# Accessories Store/s in NYC - Anyone?



## SeaHunt (Jun 23, 2009)

Looking for a DX Case - any reco's in nyc - appreciated!


----------



## Patrizia (Oct 29, 2008)

whats a reco?


----------



## dollcrazy (Jan 12, 2009)

Your best bet for anything kindle related would be online. As far as I know their are no retail stores that sell accessories for kindle. If you can give us specific things you are looking for we can send you to the right place.


----------



## pidgeon92 (Oct 27, 2008)

Patrizia said:


> whats a reco?


recommendation


----------



## Patrizia (Oct 29, 2008)

oh sorry. I read that three times and could not figure it out.. thanks!!!! Hey Pidg.. do you have a DX?


----------



## pidgeon92 (Oct 27, 2008)

Patrizia said:


> oh sorry. I read that three times and could not figure it out.. thanks!!!! Hey Pidg.. do you have a DX?
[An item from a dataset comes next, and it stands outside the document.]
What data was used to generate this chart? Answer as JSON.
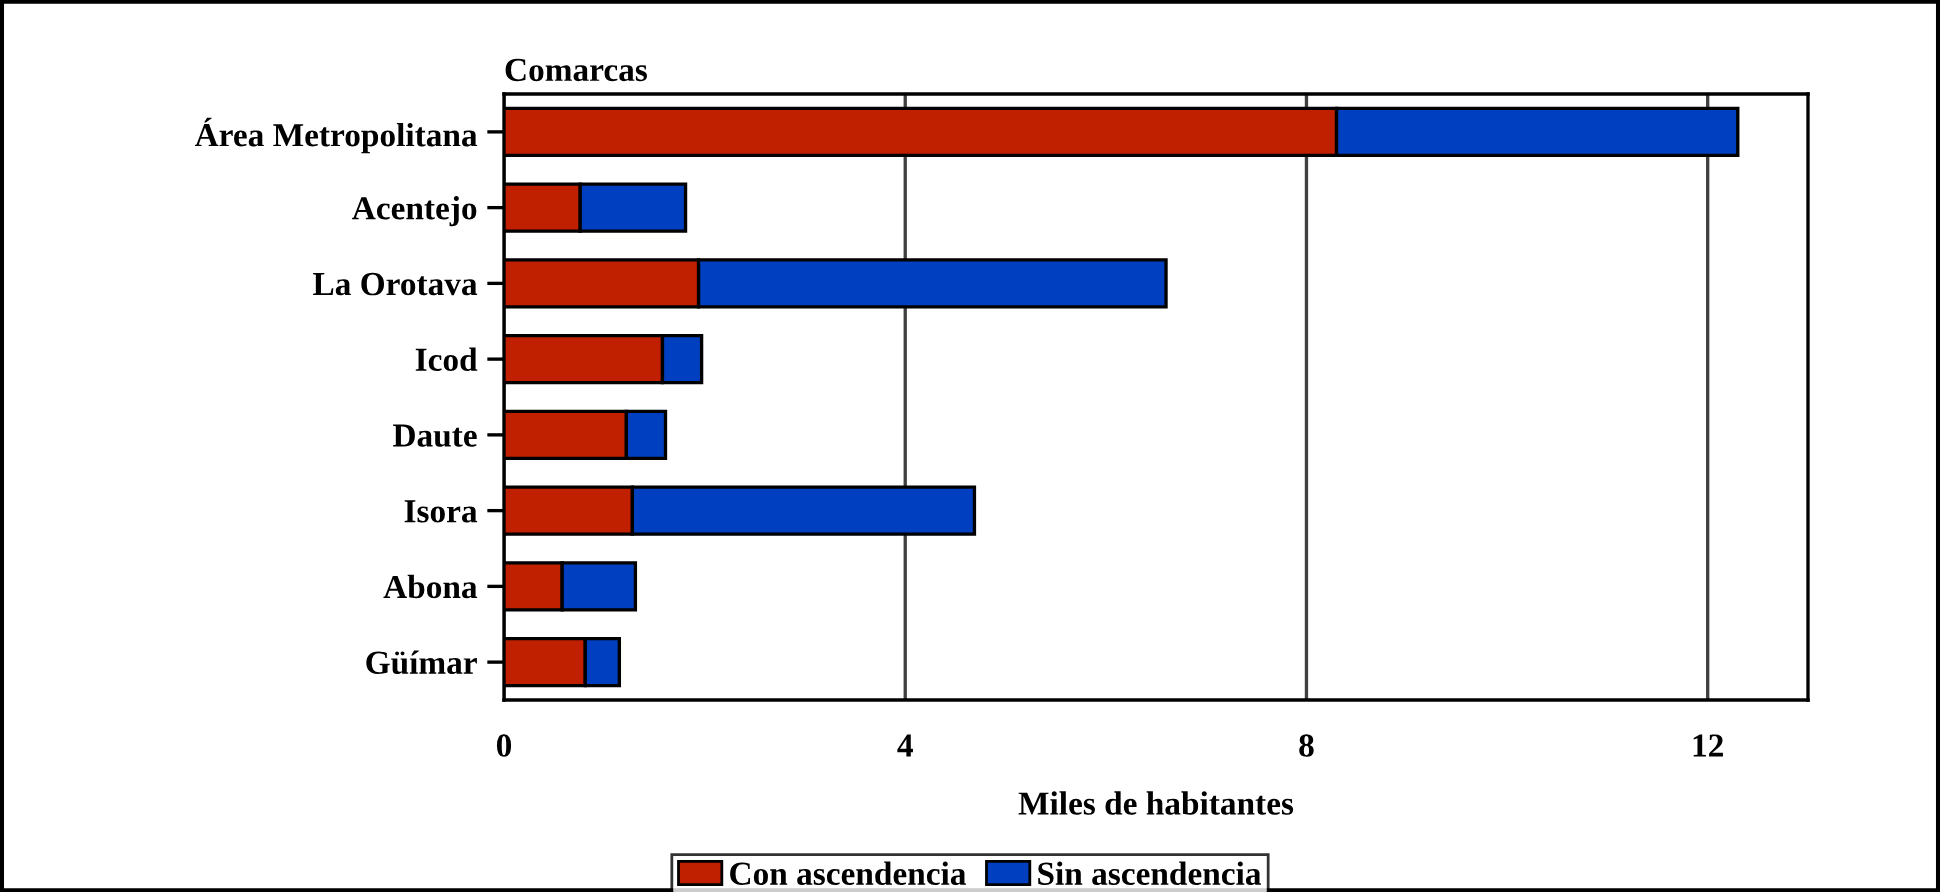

Nope..... I spent all of my DX money on a MacBook Pro....


----------



## koolmnbv (Mar 25, 2009)

I wasn't aware of any retail stores that had Kindle gear. Maybe eventually we will see stuff for the kindle in bookstores etc. 

Also maybe Oberon has a retailer in NYC somewhere and they might have some Kindle covers along with other oberon products.


----------